Like Heightened Scrutiny, GEN_ is also the rare doc that can help save lives if seen by enough people, except here, the focus brings us to a doctor in Milan as he speaks with patients who suffer from gender dysphoria. With more restrictions and harmful legislation in place than ever, it's moving and even radical to even see a medical professional tend to trans and gender nonconforming patients with compassion. This shouldn't be radical or unusual to see, but that's the hellscape we live in now.
Other non-fiction highlights include Move Ya Body: The Birth of House, which explores the role queer Black people had in creating house music and Enigma, which gives two legendary trans women, English model April Ashley and French singer Amanda Lear, the spotlight they deserve.
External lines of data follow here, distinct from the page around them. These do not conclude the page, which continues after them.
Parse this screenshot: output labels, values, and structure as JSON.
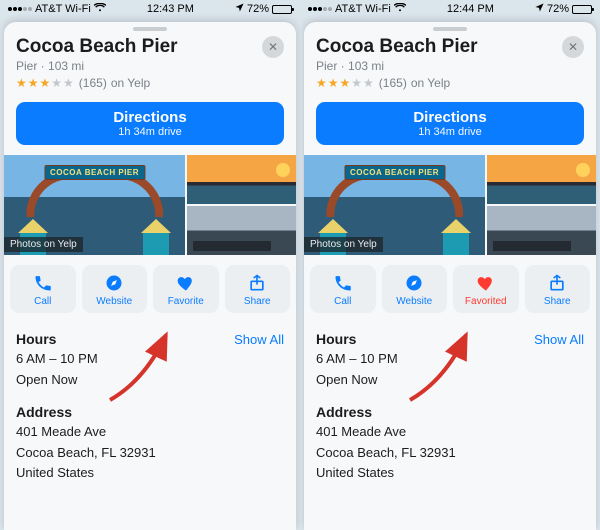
{
  "panes": [
    {
      "status": {
        "carrier": "AT&T Wi-Fi",
        "time": "12:43 PM",
        "battery_pct": "72%"
      },
      "place": {
        "name": "Cocoa Beach Pier",
        "category": "Pier",
        "distance": "103 mi",
        "rating_stars": 3,
        "rating_count": "(165)",
        "rating_source": "on Yelp",
        "sign_text": "COCOA BEACH PIER",
        "photos_label": "Photos on Yelp"
      },
      "directions": {
        "label": "Directions",
        "eta": "1h 34m drive"
      },
      "actions": {
        "call": "Call",
        "website": "Website",
        "favorite": {
          "label": "Favorite",
          "favorited": false
        },
        "share": "Share"
      },
      "hours": {
        "heading": "Hours",
        "range": "6 AM – 10 PM",
        "status": "Open Now",
        "show_all": "Show All"
      },
      "address": {
        "heading": "Address",
        "line1": "401 Meade Ave",
        "line2": "Cocoa Beach, FL  32931",
        "line3": "United States"
      }
    },
    {
      "status": {
        "carrier": "AT&T Wi-Fi",
        "time": "12:44 PM",
        "battery_pct": "72%"
      },
      "place": {
        "name": "Cocoa Beach Pier",
        "category": "Pier",
        "distance": "103 mi",
        "rating_stars": 3,
        "rating_count": "(165)",
        "rating_source": "on Yelp",
        "sign_text": "COCOA BEACH PIER",
        "photos_label": "Photos on Yelp"
      },
      "directions": {
        "label": "Directions",
        "eta": "1h 34m drive"
      },
      "actions": {
        "call": "Call",
        "website": "Website",
        "favorite": {
          "label": "Favorited",
          "favorited": true
        },
        "share": "Share"
      },
      "hours": {
        "heading": "Hours",
        "range": "6 AM – 10 PM",
        "status": "Open Now",
        "show_all": "Show All"
      },
      "address": {
        "heading": "Address",
        "line1": "401 Meade Ave",
        "line2": "Cocoa Beach, FL  32931",
        "line3": "United States"
      }
    }
  ],
  "colors": {
    "accent": "#0a7cff",
    "favorite_on": "#ff3b30"
  }
}
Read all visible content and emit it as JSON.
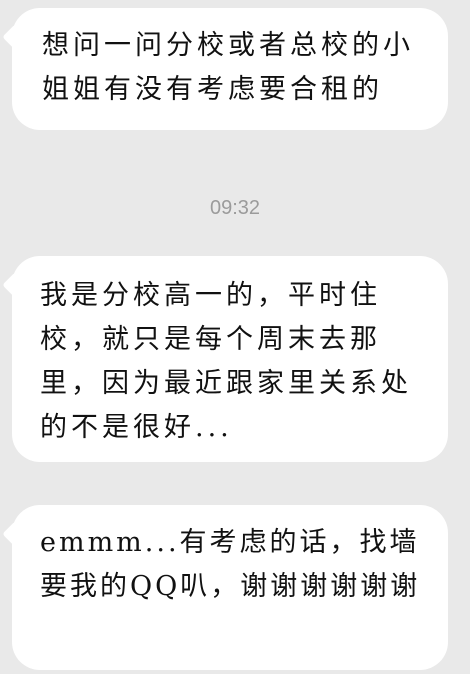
{
  "messages": [
    {
      "text": "想问一问分校或者总校的小姐姐有没有考虑要合租的"
    },
    {
      "text": "我是分校高一的，平时住校，就只是每个周末去那里，因为最近跟家里关系处的不是很好..."
    },
    {
      "text": "emmm...有考虑的话，找墙要我的QQ叭，谢谢谢谢谢谢"
    }
  ],
  "timestamp": "09:32",
  "colors": {
    "background": "#e9e9e9",
    "bubble": "#ffffff",
    "timestamp": "#9b9b9b",
    "text": "#111111"
  }
}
My personal favourite though is Come See Me in the Good Light, where the extraordinary American poet Andrea Gibson navigates cancer with heart wrenching courage. I cried watching them face the worst-case scenario with their partner. I cried because I used to have the love they share and I miss it deeply. And I cried because Gibson's way with words holds the power to change how you see life itself. A breathtaking singular piece of filmmaking that makes me wish I'd known Gibson's art and Gibson's world so much earlier.
And don't forget to keep an eye out for Sally, which tells the secret queer love story behind the first American woman to visit space. Kristen Stewart is set to play the titular Sally Ride in an upcoming TV series called The Challenger, which is fitting because ride is exactly what queer women want to do with Kristen.
Last, but certainly not least, I want to shout out Cooper Raiff’s new TV series, Hal & Harper, but not because of Cooper. And not because of Mark Ruffalo or Betty Gilpin either, despite their reliably strong performances. No, I want to dedicate this last recommendation to Lili Reinhart, a bisexual icon who was always destined for greatness beyond Riverdale.
That's not to say Riverdale wasn't great. In centuries from now, scholars may even look back at Riverdale as the singular most important piece of art created in the 21st century. And it's not that Reinhart's performance in the show wasn't great either. Whether she was necking milkshakes, investigating "the murder gene", or finding love in a horny quadruple, Reinhart gave more heart to Betty Cooper than that bonkers writing team could dare dream of.
In Hal & Harper, that skill, that breadth of talent, is on full display with a character and storyline worthy of Lily's immeasurable star power. As fans already know, Charles Melton might have surprised us as the first Riverdale kid to make it big outside of The CW, but Reinhart's similar trajectory was always a given. It just took longer than expected, that's all.
If you didn't get to visit Sundance this year, you might not know the triumphs and defeats, the epic highs and lows of attending the festival. But I hope that this rundown has helped give hope to the cinema gays reading this that 2025 will be even better for film than last year.
That is, unless Emilia Pérez is re-released again. That's an epic low I wouldn't wish on anybody.